Le ménage a été fait, rien ne traine par terre ni ne dépasse des étagères. Chaque chose est à sa place, elles restent figées là où on les a posées avant de les abandonner à leur immobilité. Le silence les étoffe, leur accordant davantage d' importance. Des trimestres de labeur ou d'ennui soulignent le plafond d'un voile de grisaille, exagérant la fadeur de la peinture des murs. Les lambris de bois sombres qui tapissent les cloisons, les porte-manteaux où parfois restent encore suspendus des gilets ou des foulards oubliés, les casiers sans courriers ni copies à corriger, chaque objet, chaque endroit semble se réapproprier les lieux et y retrouver son identité. Le photocopieur ronronne au fond de la salle des professeurs, aucun gobelet de plastique n'encombre la machine à café, les écrans sont éteints et les claviers muets. La sonnerie aigrelette du téléphone résonne dans le hall et va se perdre dans des couloirs désertés.
Quand tout s'agitait mon regard survolait les choses sans jamais prendre le temps de se poser. Le bruit rétrécit l'espace, le silence lui rend son âme.
Autant d'endroits que de silences...
Dans la pénombre de la basilique, le silence embaume la cire et l'encens. Echappée d'un entour assourdissant, j'ai à peine franchi le portail que le calme qui en drape l'architecture m'enlace de sa fraîcheur. C' est un apaisement. Je ne saurais dire si quelque Dieu y accepte l'hospitalité du sanctuaire qu'au Moyen-Age pierre à pierre on a pu lui construire, mais s'il fallait le nommer, Harpocrate ou Horus feraient bien l'affaire. Le mutisme des murs n'est qu'apparence, un murmure d'orgue m'emboîte le pas, mon regard alors s'attache aux chapiteaux sculptés, les creux et déliés de la pierre me disent un passé encombré de gamins aux aubes trop empesées, de sermons puritains et de chagrins autour de cerceuils de sapin... La lumière se fait discrète, se déversant timidement d'un vitrail dormant pris au piège d'une résille de plomb, pour aussitôt s'abîmer dans l'ombre des murailles.
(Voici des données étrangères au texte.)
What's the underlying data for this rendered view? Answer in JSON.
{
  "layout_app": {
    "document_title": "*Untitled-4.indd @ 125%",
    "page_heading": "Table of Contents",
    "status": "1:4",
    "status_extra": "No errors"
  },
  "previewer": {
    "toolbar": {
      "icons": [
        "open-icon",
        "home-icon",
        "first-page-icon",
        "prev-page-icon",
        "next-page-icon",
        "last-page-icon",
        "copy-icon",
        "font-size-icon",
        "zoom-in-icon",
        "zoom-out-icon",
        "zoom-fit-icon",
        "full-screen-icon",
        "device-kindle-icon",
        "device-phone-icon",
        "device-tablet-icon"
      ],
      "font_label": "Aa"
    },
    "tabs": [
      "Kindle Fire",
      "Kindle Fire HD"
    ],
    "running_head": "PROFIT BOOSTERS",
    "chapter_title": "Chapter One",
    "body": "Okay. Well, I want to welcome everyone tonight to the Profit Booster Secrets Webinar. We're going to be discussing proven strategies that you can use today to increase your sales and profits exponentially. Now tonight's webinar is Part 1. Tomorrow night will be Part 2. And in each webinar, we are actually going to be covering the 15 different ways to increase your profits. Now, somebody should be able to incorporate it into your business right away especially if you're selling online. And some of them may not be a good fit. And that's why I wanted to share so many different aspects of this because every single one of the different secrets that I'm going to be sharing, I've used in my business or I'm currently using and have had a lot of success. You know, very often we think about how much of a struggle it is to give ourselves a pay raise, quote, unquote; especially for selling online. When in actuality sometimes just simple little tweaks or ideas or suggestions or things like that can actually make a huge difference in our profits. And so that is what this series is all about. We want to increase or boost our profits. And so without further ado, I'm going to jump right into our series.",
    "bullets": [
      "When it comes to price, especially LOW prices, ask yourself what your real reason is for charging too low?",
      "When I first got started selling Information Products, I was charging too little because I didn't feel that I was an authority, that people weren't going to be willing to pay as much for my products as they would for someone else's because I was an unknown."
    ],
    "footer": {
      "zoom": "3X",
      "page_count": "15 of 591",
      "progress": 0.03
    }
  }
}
Le rideau cardinal du confessionnal ne receuille plus que des aveux de poussière... Plus loin on a gravé dans la pierre le noms de pieuses chanoinesses qui reposent dans la crypte comme une dernière renonciation. Quelques pièces dégringolent dans le tronc paroissial et des cierges s'allument en guise de prière...
Je ne sais si les murs se souviennent ou si nos émotions parlent pour eux, mais presque tous me parlent quand le silence les habille d'intimes et secrètes souvenances ...
Il neige…
Le jardin avait perdu sa rousseur sous les vents pluvieux de Novembre. Les feuilles qui tapissaient le sol avaient pris les couleurs de la terre mouillée. L'air humide enrobait la nature d'une moisissure noirâtre qui s'enlisait tristement dans un hiver aux douceurs surprenantes.
Mais cet après-midi il s'est mis à neiger.